Transit officials facing a $1.2 billion budget gap voted Wednesday for sweeping fare hikes and drastic service cuts that will boost the cost of a New York City subway ride by 25 percent to $2.50.
By two 12-1 votes, the Metropolitan Transportation Authority adopted a measure on fare hikes and another on service cuts, but only after some board members angrily denounced state lawmakers and Gov. David Paterson for failing to bail out the financially troubled agency.
Inside the board room, public transit advocates held up signs that said, "Gov. Paterson, Rescue Transit!" Elsewhere in the city, protesters organized a "call-a-thon" at Manhattan's busy Union Square for angry riders to phone state lawmakers.
In Albany, lawmakers were still trying to work out a deal to soften the blow for the 8.5 million commuters who use the MTA's bus, subway and rail lines on an average weekday. Legislation to impose a payroll tax in the greater New York City area and establish tolls over East River bridges has run into opposition in the capitol, especially among lawmakers from the city's outer boroughs.
Under the measures adopted by the MTA board Wednesday, the base subway and bus fare will rise from $2 to $2.50 and a 30-day MetroCard will cost $103, up from $81. Monthly and single-ride fares on the Long Island Rail Road and Metro-North will also rise an average of 23 percent.

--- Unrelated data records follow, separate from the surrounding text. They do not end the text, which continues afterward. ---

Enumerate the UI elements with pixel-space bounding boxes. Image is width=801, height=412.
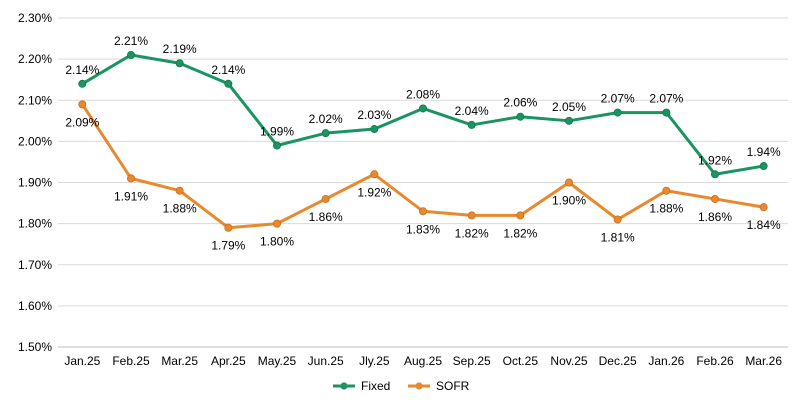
- data-point-sofr: [78, 100, 87, 109]
- data-point-fixed: [175, 59, 184, 68]
- data-point-sofr: [272, 219, 281, 228]
- data-labels: 2.14% 2.21% 2.19% 2.14% 1.99% 2.02% 2.03% 2.08%…: [65, 34, 781, 253]
- data-point-sofr: [224, 223, 233, 232]
- x-tick-label: Feb.26: [696, 354, 734, 368]
- y-tick-label: 1.80%: [18, 217, 52, 231]
- data-label-sofr: 1.84%: [747, 218, 781, 232]
- x-tick-label: Sep.25: [453, 354, 491, 368]
- y-axis: 1.50% 1.60% 1.70% 1.80% 1.90% 2.00% 2.10% 2.20%…: [18, 11, 52, 354]
- data-point-fixed: [711, 170, 720, 179]
- data-label-fixed: 2.14%: [211, 63, 245, 77]
- data-point-sofr: [759, 203, 768, 212]
- x-tick-label: Aug.25: [404, 354, 442, 368]
- data-label-sofr: 1.92%: [357, 185, 391, 199]
- data-label-sofr: 1.86%: [309, 210, 343, 224]
- data-label-fixed: 2.03%: [357, 108, 391, 122]
- data-point-fixed: [78, 79, 87, 88]
- data-label-sofr: 1.88%: [163, 202, 197, 216]
- gridlines: [58, 17, 788, 348]
- data-point-sofr: [613, 215, 622, 224]
- data-point-fixed: [613, 108, 622, 117]
- legend-item-fixed: Fixed: [333, 379, 390, 393]
- data-point-sofr: [127, 174, 136, 183]
- y-tick-label: 1.60%: [18, 299, 52, 313]
- data-point-sofr: [711, 194, 720, 203]
- y-tick-label: 1.90%: [18, 176, 52, 190]
- data-label-fixed: 2.04%: [455, 104, 489, 118]
- data-label-fixed: 2.05%: [552, 100, 586, 114]
- data-point-fixed: [516, 112, 525, 121]
- data-point-fixed: [759, 162, 768, 171]
- data-point-fixed: [467, 120, 476, 129]
- data-label-sofr: 1.88%: [649, 202, 683, 216]
- data-point-fixed: [662, 108, 671, 117]
- data-point-fixed: [418, 104, 427, 113]
- y-tick-label: 1.70%: [18, 258, 52, 272]
- data-label-fixed: 2.19%: [163, 42, 197, 56]
- data-label-fixed: 2.14%: [65, 63, 99, 77]
- x-tick-label: Mar.25: [161, 354, 198, 368]
- x-tick-label: Oct.25: [503, 354, 539, 368]
- data-label-sofr: 1.91%: [114, 189, 148, 203]
- data-label-sofr: 1.80%: [260, 235, 294, 249]
- series-points: [78, 51, 768, 232]
- x-axis: Jan.25 Feb.25 Mar.25 Apr.25 May.25 Jun.25 Jly.…: [64, 354, 782, 368]
- legend-item-sofr: SOFR: [408, 379, 470, 393]
- data-label-sofr: 2.09%: [65, 115, 99, 129]
- data-label-sofr: 1.82%: [503, 226, 537, 240]
- x-tick-label: Jan.25: [64, 354, 100, 368]
- data-point-fixed: [272, 141, 281, 150]
- legend-swatch-marker: [340, 382, 348, 390]
- data-point-fixed: [565, 116, 574, 125]
- data-label-fixed: 2.08%: [406, 87, 440, 101]
- data-point-sofr: [418, 207, 427, 216]
- data-label-fixed: 2.02%: [309, 112, 343, 126]
- series-line-fixed: [80, 53, 766, 176]
- data-point-sofr: [662, 186, 671, 195]
- x-tick-label: Jly.25: [359, 354, 390, 368]
- x-tick-label: Mar.26: [745, 354, 782, 368]
- data-label-sofr: 1.90%: [552, 194, 586, 208]
- data-label-sofr: 1.81%: [601, 231, 635, 245]
- data-point-fixed: [321, 129, 330, 138]
- data-label-fixed: 2.21%: [114, 34, 148, 48]
- data-label-fixed: 1.92%: [698, 153, 732, 167]
- data-label-fixed: 1.94%: [747, 145, 781, 159]
- data-point-sofr: [370, 170, 379, 179]
- legend-label: SOFR: [436, 379, 470, 393]
- data-label-fixed: 1.99%: [260, 124, 294, 138]
- x-tick-label: Dec.25: [599, 354, 637, 368]
- data-label-fixed: 2.07%: [601, 92, 635, 106]
- x-tick-label: May.25: [258, 354, 297, 368]
- y-tick-label: 2.10%: [18, 93, 52, 107]
- x-tick-label: Apr.25: [211, 354, 246, 368]
- data-point-sofr: [321, 194, 330, 203]
- data-point-sofr: [516, 211, 525, 220]
- data-point-fixed: [224, 79, 233, 88]
- data-point-sofr: [565, 178, 574, 187]
- x-tick-label: Jan.26: [648, 354, 684, 368]
- x-tick-label: Jun.25: [308, 354, 344, 368]
- y-tick-label: 2.00%: [18, 134, 52, 148]
- data-point-sofr: [175, 186, 184, 195]
- legend-swatch-marker: [415, 382, 423, 390]
- data-point-sofr: [467, 211, 476, 220]
- data-point-fixed: [370, 125, 379, 134]
- y-tick-label: 2.20%: [18, 52, 52, 66]
- data-label-sofr: 1.79%: [211, 239, 245, 253]
- y-tick-label: 2.30%: [18, 11, 52, 25]
- legend-label: Fixed: [361, 379, 390, 393]
- data-label-sofr: 1.83%: [406, 222, 440, 236]
- data-label-sofr: 1.82%: [455, 226, 489, 240]
- data-label-fixed: 2.07%: [649, 92, 683, 106]
- data-point-fixed: [127, 51, 136, 60]
- x-tick-label: Feb.25: [112, 354, 150, 368]
- x-tick-label: Nov.25: [550, 354, 587, 368]
- data-label-fixed: 2.06%: [503, 96, 537, 110]
- data-label-sofr: 1.86%: [698, 210, 732, 224]
- y-tick-label: 1.50%: [18, 340, 52, 354]
- legend: Fixed SOFR: [333, 379, 470, 393]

The board also approved service cuts that include the elimination of some bus and subway routes. About 1,100 transit workers will be laid off. The layoffs amount to less than 2 percent of the agency's 69,000-strong work force, but more cuts are expected.
Drivers will also see higher tolls on MTA bridges and tunnels.
Mayor Michael Bloomberg urged unhappy commuters to complain to state lawmakers.
"When you see what's going to happen to your commuting costs, you should call your state legislators and say, 'I'm mad as hell, and I'm not going to take it anymore,"' he said Tuesday, invoking the famous line from the 1976 film "Network."
In New York City alone, 7.4 million people use 27 subway lines and 243 bus routes on an average weekday.
Bloomberg was in Albany on Wednesday to lobby for education funding but was expected to talk about transit issues.
Under the bailout plan stalled in Albany, transit riders, motorists and businesses would share the pain. Fares would rise 8 percent on average, drivers would pay to use the now-free East River and Harlem River bridges, and businesses in the MTA's 12-county region would be charged a payroll tax.
If there is no deal, the new subway and bus fares would take effect on May 31. New commuter rail fares would go into effect June 1, and the higher tolls would take effect in mid-July.
MTA officials blamed the authority's fiscal woes on the economic downturn. They said ridership is down and revenue from taxes on real estate transactions have fallen steeply. Through mid-March, the authority received $97 million in real estate taxes, $210 million less than it took in during the same period last year.
In a side note to the agency's budget woes, MTA board member Nancy Shevell came under fire from a New York City councilman for missing Monday's vote.
Shevell, who has been dating Paul McCartney, skipped the meeting Monday to attend a gala film opening in London with the ex-Beatle. She was present on Wednesday and voted for the fare increases and service cuts.
She is "someone who does not belong on the MTA board," said Councilman John Liu, chairman of the council's Transportation Committee.